Régine, une femme d’affaires avant tout
La chanteuse et comédienne Régine s’est éteinte ce dimanche 1er mai à l’âge de 92 ans. Elle a été la reine de la nuit mais également une femme d’affaires et investie dans des causes.

Longtemps reine des nuits parisiennes, femme d’affaires, Régine, décédée dimanche à l’âge de 92 ans, était connue du public pour des chansons comme « La grande Zoa », « Azzurro », « Les p’tits papiers » ou « Patchouli Chinchilla ». Charles Aznavour, Barbara, Henri Salvador ou Françoise Sagan ont signé des tubes pour cette battante à la voix envoûtante et légèrement éraillée, à la personnalité pragmatique, mélancolique et pleine d’humour.
Régine est passée par de nombreux emplois, comme la chanson et le cinéma mais elle s’est surtout fait une place dans la jet-set par ses investissements porteurs dans le monde de la nuit mais également la restauration, en lançant des lignes de vêtements, de parfums et d’autres encore.
Régina Zylbergerg est née en 1929 à Anderlecht, de parents juifs polonais. Avec sa famille, elle échappe à la déportation durant la guerre. À la Libération, la famille se retrouve à Paris, où le père ouvre un bar à Belleville. Sa fille prend goût aux sorties dans les boîtes de la capitale. Son attrait pour la gestion va commencer quand un ami lui confie l’animation d’une discothèque dans le centre de Paris, rue de Beaujolais, « le Whisky à gogo ». C’est d’ailleurs dans cet établissement qu’elle va rencontrer Serge Gainsbourg.
Une vingtaine d’établissements
Le virus du monde de la nuit prend en 1956 lorsqu’elle inaugure sa première discothèque, « Chez Régine », dans le quartier latin. Suivra l’ouverture à Montparnasse du « New Jimmy’s », la boîte où l’on danse des twists endiablés. Mais Régine ne se cantonne pas qu’à Paris et s’exporte également à l’étranger. Elle ouvre des établissements de nuit à New York et Monaco, puis au Brésil et en Malaisie. Avec une vingtaine d’établissements de fête, Régine rencontre du beau monde comme Andy Warhol, Liza Minelli, les Rothschild ou encore les Kennedy.

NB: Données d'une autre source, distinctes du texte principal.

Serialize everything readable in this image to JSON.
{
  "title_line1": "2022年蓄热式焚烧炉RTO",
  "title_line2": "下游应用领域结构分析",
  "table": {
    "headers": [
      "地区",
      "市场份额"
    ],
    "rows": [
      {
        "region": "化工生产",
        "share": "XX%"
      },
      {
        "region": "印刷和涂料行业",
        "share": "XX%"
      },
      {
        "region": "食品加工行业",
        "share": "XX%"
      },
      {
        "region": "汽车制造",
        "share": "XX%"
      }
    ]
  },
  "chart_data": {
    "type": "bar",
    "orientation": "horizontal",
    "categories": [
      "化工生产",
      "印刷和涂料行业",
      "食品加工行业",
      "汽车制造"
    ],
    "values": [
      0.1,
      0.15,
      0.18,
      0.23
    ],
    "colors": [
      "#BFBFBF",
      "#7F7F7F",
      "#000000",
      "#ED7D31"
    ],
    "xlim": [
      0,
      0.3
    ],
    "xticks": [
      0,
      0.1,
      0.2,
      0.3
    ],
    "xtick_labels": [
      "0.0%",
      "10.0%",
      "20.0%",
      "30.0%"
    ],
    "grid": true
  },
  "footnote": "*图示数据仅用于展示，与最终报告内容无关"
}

En 1969, elle épouse l’homme d’affaires Roger Choukroun. Elle lance d’ailleurs l’idée d’une carte de membre pour que ses clients puissent aisément aller de club en club autour du monde. Jusqu’à 20.000 personnes auront cette carte, payée fort cher, dans les années 1980. Le couple investit dans l’hôtellerie, la restauration, lance des lignes de vêtements, de parfums, parraine des croisières luxueuses…
Une femme d’affaires engagées
Régine a su se servir de ses relations pour porter des causes importantes comme la lutte contre la drogue, lançant l’association « SOS Drogue international ». Ironie du sort, une perquisition cause en 1996 la fermeture du « Palace », club mythique qu’elle possédait depuis quatre ans, après la découverte de produits stupéfiants. En 2004, elle se sépare de la plupart de ses clubs. Et divorce de son mari.
En 2009, elle doit vendre sa discothèque « Chez Régine » de la rue de Ponthieu, longtemps rendez-vous incontournable de la jeunesse dorée parisienne près des Champs-Elysées. Celle qui disait dépenser une fortune chaque jour affirme alors être « ruinée ». Ce qui ne l’empêche pas de multiplier talk-shows et concerts. Enveloppée de son légendaire boa, à 86 ans, elle chantait encore en 2016 aux Folies-Bergères avec son entrain coutumier, « Je survivrai », reprise du tube de Gloria Gaynor.